You start by defining a global GraphQL schema that covers all the schemas of your microservices. Then you implement the fetchers, that will "populate" the response by querying the appropriate microservices. You can start several instances to do not have a single point of failure. You can return partial responses if you have a timeout (your answer will incluse resolver errors). GraphQL knows how to manage cache.
Honestly, it is a bit confusing at first, but once you got it, it is really simple to extend the schema and include new microservices into it.

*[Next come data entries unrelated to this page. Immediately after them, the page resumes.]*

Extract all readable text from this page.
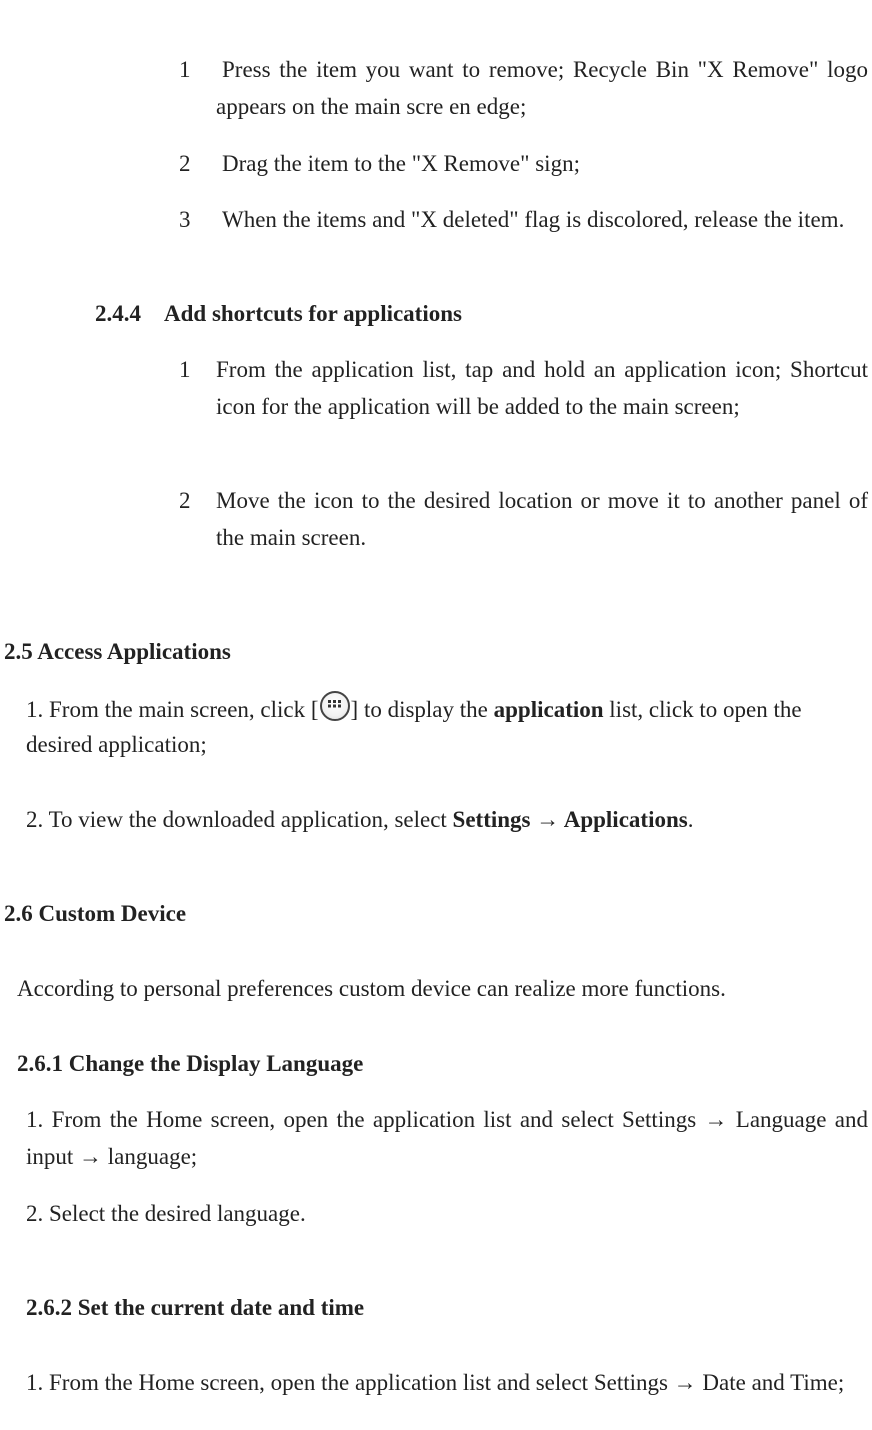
1 Press the item you want to remove; Recycle Bin "X Remove" logo appears on the main scre en edge;
2 Drag the item to the "X Remove" sign;
3 When the items and "X deleted" flag is discolored, release the item.
2.4.4 Add shortcuts for applications
1 From the application list, tap and hold an application icon; Shortcut icon for the application will be added to the main screen;
2 Move the icon to the desired location or move it to another panel of the main screen.
2.5 Access Applications
1. From the main screen, click [ ] to display the application list, click to open the desired application;
2. To view the downloaded application, select Settings → Applications.
2.6 Custom Device
According to personal preferences custom device can realize more functions.
2.6.1 Change the Display Language
1. From the Home screen, open the application list and select Settings → Language and input → language;
2. Select the desired language.
2.6.2 Set the current date and time
1. From the Home screen, open the application list and select Settings → Date and Time;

I can’t answer on node’s technical implementation but indeed the second approach allows to model the query calls to remote services in a way that the answer is supposed to be received within some time boundary.
It depends on the way you interconnect between the services. The easiest approach is to spawn an http request from the aggregator service to the service that actually bring the data.
This http request can be set in a way that it won’t wait longer than X seconds for response. So you spawn multiple http requests to different services simultaneously and wait for response. I come from the java world, where these settings can be set at the level of http client making those connections, I’m sure node ecosystem has something similar…
If you prefer an asynchronous style of communication between the services, the situation is somewhat more complicated. In this case you can design some kind of ‘transactionId’ in the message protocol. So the requests from the aggregator service might include such a ‘transactionId’ (UUID might work) and “demand” that the answer will include just the same transactionId. Now the sends when sent the messages should wait for the response for the certain amount of time and then “quit waiting” after X seconds/milliseconds. All the responses that might come after that time will be discarded because no one is expected to handle them at the aggregator side.
BTW this “aggregator” approach also good / simple from the front end approach because it doesn’t have to deal with many requests to the backend as in the gateway approach, but only with one request. So I completely agree that the aggregator approach is better here.